Incidentally, the logical system above is the same (in the sense of having the same set of provable wffs) as the logical system with the inference rule MP and the following two axioms: axiom 1 and the wff we originally wanted to prove. Each of these logical systems is also equal to the logical system with MP and Deductive Theorem as inference rules and no axioms (thus, one might call this system “DT Logic”). I think logicians call this the positive implicational fragment of intuitionistic propositional logic, but I like “DT Logic” better. Other axiomatizations of DT Logic can be found at the Wikipedia page “List of logic systems” under the category “Positive implicational calculus”.
For completeness, here’s a proof that DT Logic can be characterized by no axioms along with the inference rules MP and DT (and also the Rule of Assumptions, I suppose). It suffices to prove, in this no-axiom logical system, axiom 1 and the wff we were proving in this thread.
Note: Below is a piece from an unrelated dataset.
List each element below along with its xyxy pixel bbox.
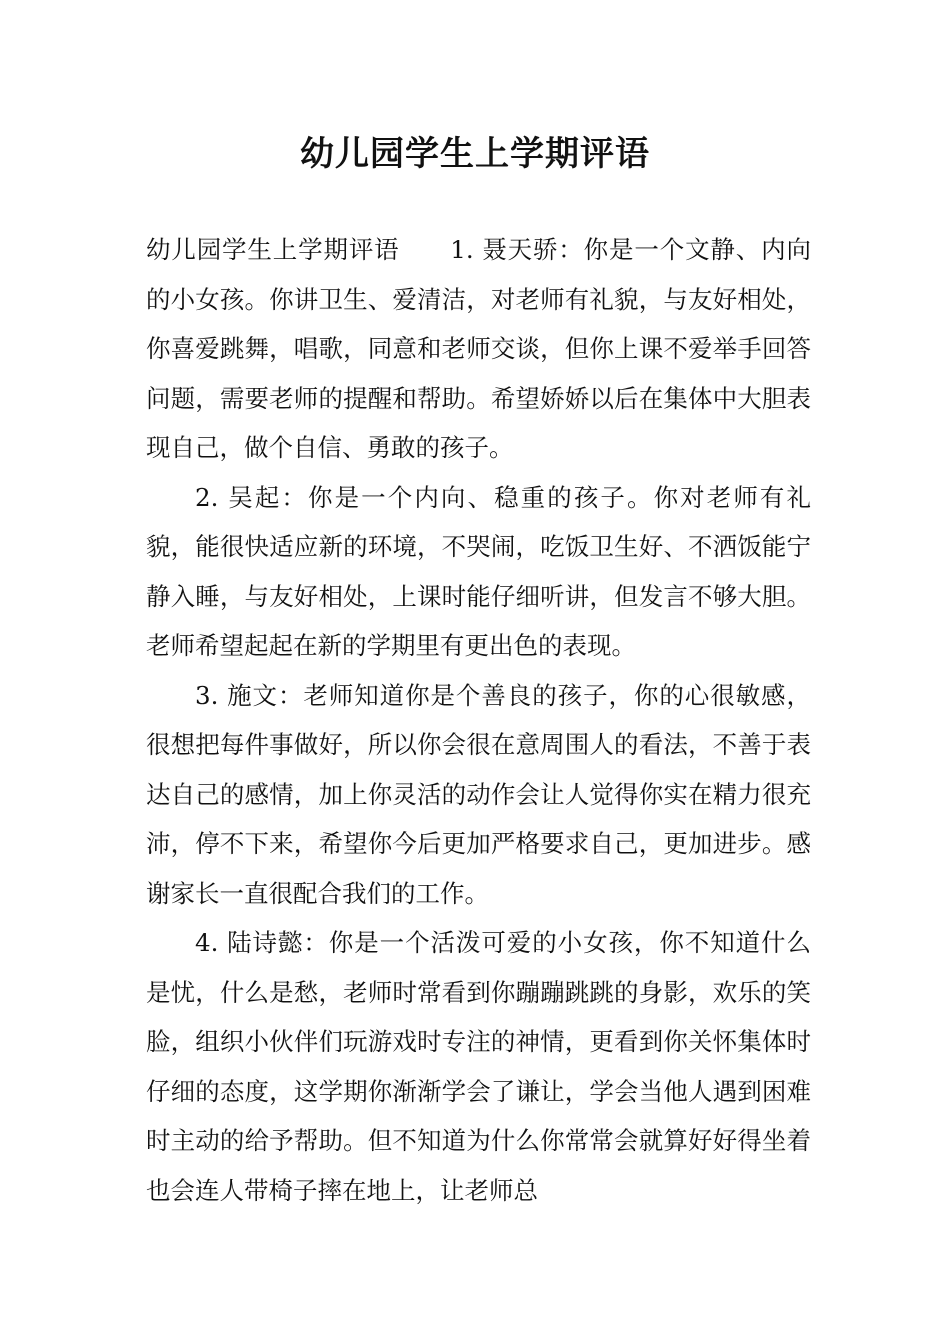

$\;\;\;p,\; q \vdash p\;$ implies $\;p \vdash q \rightarrow p\;$ implies $\;\vdash p \rightarrow (q \rightarrow p)$
$\;\;\;p \rightarrow (q \rightarrow r), \; p \rightarrow q, \; p \; \vdash \; r\;\;\;$ (MP, 3 times)
implies $\;p \rightarrow (q \rightarrow r), \; p \rightarrow q \; \vdash \; p \rightarrow r\;\;\;$ (DT)
implies $\;p \rightarrow (q \rightarrow r) \; \vdash \; (p \rightarrow q) \rightarrow (p \rightarrow r)\;\;\;$ (DT)
implies $\;\vdash \; [p \rightarrow (q \rightarrow r)] \;\; \rightarrow \;\; [(p \rightarrow q) \rightarrow (p \rightarrow r)] \;\;\;$ (DT)
For comparison, here is Joriki's solution in the combinator language we used in the comment thread between me and Zhen Lin: $$\begin{align} \mathbf X &= \mathbf A (\mathbf A \; \mathbf K \; \mathbf A) \mathbf W \\ \mathbf C &= \mathbf A \; \mathbf A (\mathbf A \; \mathbf X) \\ \mathbf B &= \mathbf C \; \mathbf A \\ \mathbf S &= \mathbf A (\mathbf B \; \mathbf B) \; (\mathbf A \; \mathbf C (\mathbf B \; \mathbf W)) \end{align}$$ where $\mathbf X$ is an ad-hoc name for Joriki's "assertion" formula.
Zhen Lin's constuction for the final line $$\mathbf{S} = \mathbf{A A} ( \mathbf{A} ( \mathbf{B W} ) ( \mathbf{A A} ) )$$ is slightly more efficient than Joriki's because it contains only one $\mathbf B$ that needs to be unfolded. This yields the final term $$ \mathbf S = \mathbf A\; \mathbf A\;(\mathbf A ( \mathbf A \; \mathbf A (\mathbf A \; (\mathbf A (\mathbf A \; \mathbf K \; \mathbf A) \mathbf W) ) \mathbf A \; \mathbf W) \; (\mathbf A\; \mathbf A)) $$ which encodes a Hilbert-style proof with 15 fully substituted axiom instances and 14 modus ponens steps.